One of the loveliest aspects of London is its continual ability to surprise. When you can cross from the grey concrete and relentless traffic of the city, down a path that suddenly opens to a serene canal with greenery, quaint barges and someone serving you a pinot noir, it’s only right to be taken aback. In fact, you may wonder if you’ve been transported to Amsterdam. Not everyone realises that London has a thriving canal culture with beautiful walks and idyllic alfresco bars and cafés along the water’s edge. In fact, because the canals are rarely at street level, they remain hidden, often even to locals.
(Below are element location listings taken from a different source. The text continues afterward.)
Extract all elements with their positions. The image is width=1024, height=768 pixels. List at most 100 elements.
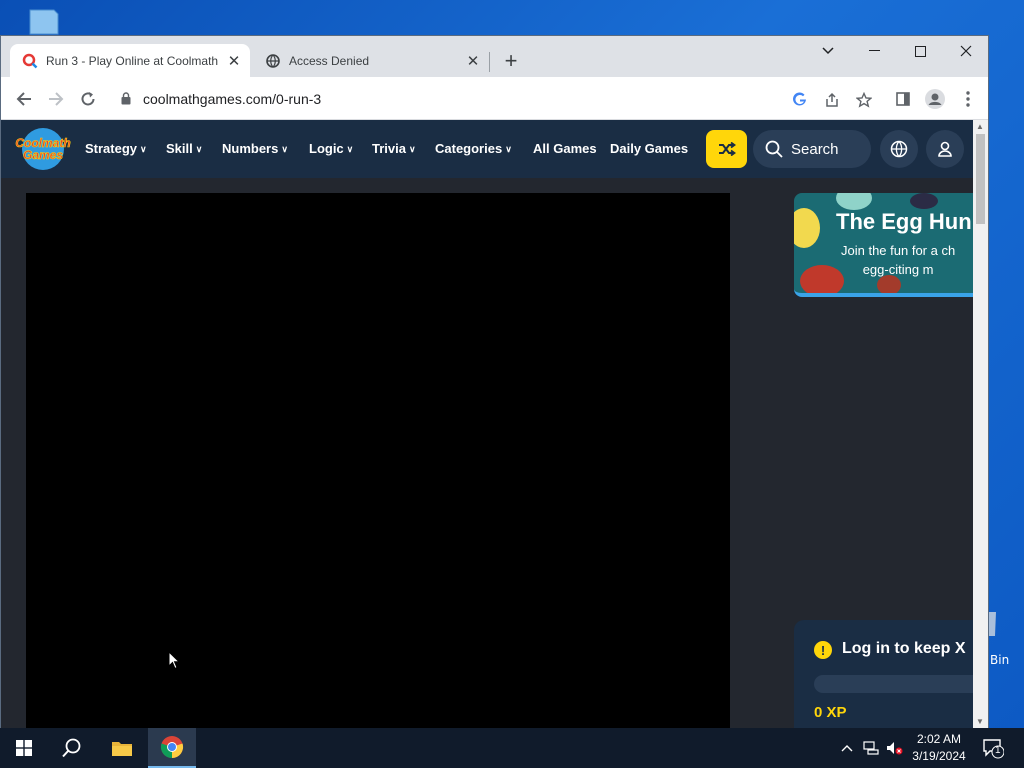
arrow-left-icon bbox=[16, 92, 31, 106]
nav-label: Logic bbox=[309, 141, 344, 156]
chevron-down-icon: ∨ bbox=[281, 144, 288, 154]
browser-window: Run 3 - Play Online at Coolmath ✕ Access… bbox=[0, 35, 989, 729]
menu-button[interactable] bbox=[955, 86, 981, 112]
user-icon bbox=[938, 141, 952, 157]
coolmath-favicon-icon bbox=[22, 53, 38, 68]
desktop-folder-icon[interactable] bbox=[26, 8, 62, 36]
nav-label: All Games bbox=[533, 141, 597, 156]
tab-title: Access Denied bbox=[289, 53, 370, 68]
random-game-button[interactable] bbox=[706, 130, 747, 168]
profile-button[interactable] bbox=[922, 86, 948, 112]
site-header: Coolmath Games Strategy ∨ Skill ∨ Numbers ∨… bbox=[1, 120, 973, 178]
google-translate-icon[interactable] bbox=[791, 91, 809, 109]
scroll-up-arrow-icon[interactable]: ▲ bbox=[976, 122, 984, 131]
chevron-down-icon bbox=[822, 47, 834, 55]
reload-button[interactable] bbox=[75, 86, 101, 112]
promo-subtitle: Join the fun for a ch egg-citing m bbox=[841, 241, 955, 279]
back-button[interactable] bbox=[11, 86, 37, 112]
chevron-down-icon: ∨ bbox=[140, 144, 147, 154]
minimize-icon bbox=[868, 50, 880, 51]
nav-categories[interactable]: Categories ∨ bbox=[435, 141, 512, 156]
nav-label: Strategy bbox=[85, 141, 138, 156]
search-icon bbox=[62, 738, 81, 758]
nav-all-games[interactable]: All Games bbox=[533, 141, 597, 156]
bookmark-star-icon[interactable] bbox=[855, 91, 873, 109]
site-search-button[interactable]: Search bbox=[753, 130, 871, 168]
url-text: coolmathgames.com/0-run-3 bbox=[143, 91, 322, 107]
nav-strategy[interactable]: Strategy ∨ bbox=[85, 141, 147, 156]
promo-subtitle-line: Join the fun for a ch bbox=[841, 243, 956, 258]
new-tab-button[interactable]: + bbox=[499, 48, 523, 73]
close-icon[interactable]: X bbox=[955, 640, 966, 657]
recycle-bin[interactable]: Bin bbox=[984, 608, 1024, 668]
action-center-button[interactable]: 1 bbox=[982, 737, 1005, 759]
reload-icon bbox=[81, 92, 95, 106]
tab-close-icon[interactable]: ✕ bbox=[224, 51, 244, 71]
side-panel-button[interactable] bbox=[890, 86, 916, 112]
nav-label: Numbers bbox=[222, 141, 279, 156]
volume-muted-icon[interactable] bbox=[886, 739, 904, 757]
game-canvas[interactable] bbox=[26, 193, 730, 729]
web-page: Coolmath Games Strategy ∨ Skill ∨ Numbers ∨… bbox=[1, 120, 973, 729]
scroll-down-arrow-icon[interactable]: ▼ bbox=[976, 717, 984, 726]
show-hidden-icons-chevron-up-icon[interactable] bbox=[838, 739, 856, 757]
taskbar-search-button[interactable] bbox=[48, 728, 96, 768]
maximize-button[interactable] bbox=[897, 36, 943, 66]
chevron-down-icon: ∨ bbox=[505, 144, 512, 154]
start-button[interactable] bbox=[0, 728, 48, 768]
account-button[interactable] bbox=[926, 130, 964, 168]
chrome-taskbar-button[interactable] bbox=[148, 728, 196, 768]
scroll-thumb[interactable] bbox=[976, 134, 985, 224]
tab-title: Run 3 - Play Online at Coolmath bbox=[46, 53, 219, 68]
avatar-icon bbox=[925, 89, 945, 109]
nav-trivia[interactable]: Trivia ∨ bbox=[372, 141, 416, 156]
close-icon bbox=[960, 45, 972, 57]
share-icon[interactable] bbox=[823, 91, 841, 109]
language-button[interactable] bbox=[880, 130, 918, 168]
warning-icon: ! bbox=[814, 641, 832, 659]
coolmath-logo[interactable]: Coolmath Games bbox=[9, 127, 77, 171]
system-clock[interactable]: 2:02 AM 3/19/2024 bbox=[905, 731, 973, 765]
nav-label: Daily Games bbox=[610, 141, 689, 156]
forward-button[interactable] bbox=[43, 86, 69, 112]
close-window-button[interactable] bbox=[943, 36, 989, 66]
nav-logic[interactable]: Logic ∨ bbox=[309, 141, 353, 156]
file-explorer-button[interactable] bbox=[98, 728, 146, 768]
lock-icon[interactable] bbox=[121, 92, 131, 105]
chrome-icon bbox=[160, 736, 184, 759]
page-scrollbar[interactable]: ▲ ▼ bbox=[973, 120, 988, 729]
recycle-bin-label: Bin bbox=[990, 653, 1010, 667]
arrow-right-icon bbox=[49, 92, 64, 106]
minimize-button[interactable] bbox=[851, 36, 897, 66]
nav-skill[interactable]: Skill ∨ bbox=[166, 141, 202, 156]
tab-run3[interactable]: Run 3 - Play Online at Coolmath ✕ bbox=[10, 44, 250, 77]
clock-time: 2:02 AM bbox=[916, 732, 962, 746]
chevron-down-icon: ∨ bbox=[195, 144, 203, 154]
network-icon[interactable] bbox=[862, 739, 880, 757]
nav-label: Trivia bbox=[372, 141, 406, 156]
xp-progress-bar bbox=[814, 675, 973, 693]
tab-close-icon[interactable]: ✕ bbox=[463, 51, 483, 71]
nav-numbers[interactable]: Numbers ∨ bbox=[222, 141, 288, 156]
globe-favicon-icon bbox=[266, 53, 280, 68]
notification-count: 1 bbox=[995, 745, 1001, 756]
kebab-menu-icon bbox=[966, 91, 970, 107]
login-prompt-text: Log in to keep X bbox=[842, 640, 966, 658]
xp-login-prompt[interactable]: ! Log in to keep X 0 XP bbox=[794, 620, 973, 729]
address-bar[interactable]: coolmathgames.com/0-run-3 bbox=[109, 83, 884, 115]
shuffle-icon bbox=[718, 142, 736, 156]
tab-access-denied[interactable]: Access Denied ✕ bbox=[253, 44, 489, 77]
search-label: Search bbox=[791, 140, 839, 158]
windows-logo-icon bbox=[16, 740, 32, 756]
egg-hunt-promo-banner[interactable]: The Egg Hun Join the fun for a ch egg-ci… bbox=[794, 193, 973, 297]
tab-strip: Run 3 - Play Online at Coolmath ✕ Access… bbox=[1, 36, 988, 77]
clock-date: 3/19/2024 bbox=[912, 749, 966, 763]
globe-icon bbox=[890, 140, 908, 158]
search-icon bbox=[765, 140, 783, 158]
tab-divider bbox=[489, 52, 490, 72]
promo-subtitle-line: egg-citing m bbox=[862, 262, 934, 277]
chevron-down-icon: ∨ bbox=[346, 144, 354, 154]
tab-search-button[interactable] bbox=[805, 36, 851, 66]
promo-title: The Egg Hun bbox=[836, 209, 972, 234]
nav-daily-games[interactable]: Daily Games bbox=[610, 141, 688, 156]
The Regent’s Canal runs from Paddington and the appropriately named Little Venice through Regent’s Park, where there is open-air theatre in the summer; it travels past the famous Camden market, known for its vintage clothing and crafts stalls, before heading towards East London and finishing at Limehouse Basin. There are companies that offer boat tours but the real pleasure comes from ambling along on foot. The canal, which was completed in 1820, has a fascinating history, too. To find out more, check out London Walks, which operate a tour run by passionate boat owners who live in barges alongside the canal.


The canal runs through several neighbourhoods, including Paddington, Camden, Islington and Shoreditch. You needn’t do the entire walk; the Canal River Trust site has a map showing the course of the canal so you can just find the part closest to you. If you do wish to start at the beginning, the best tubes stations are Paddington, Warwick Avenue or Royal Oak.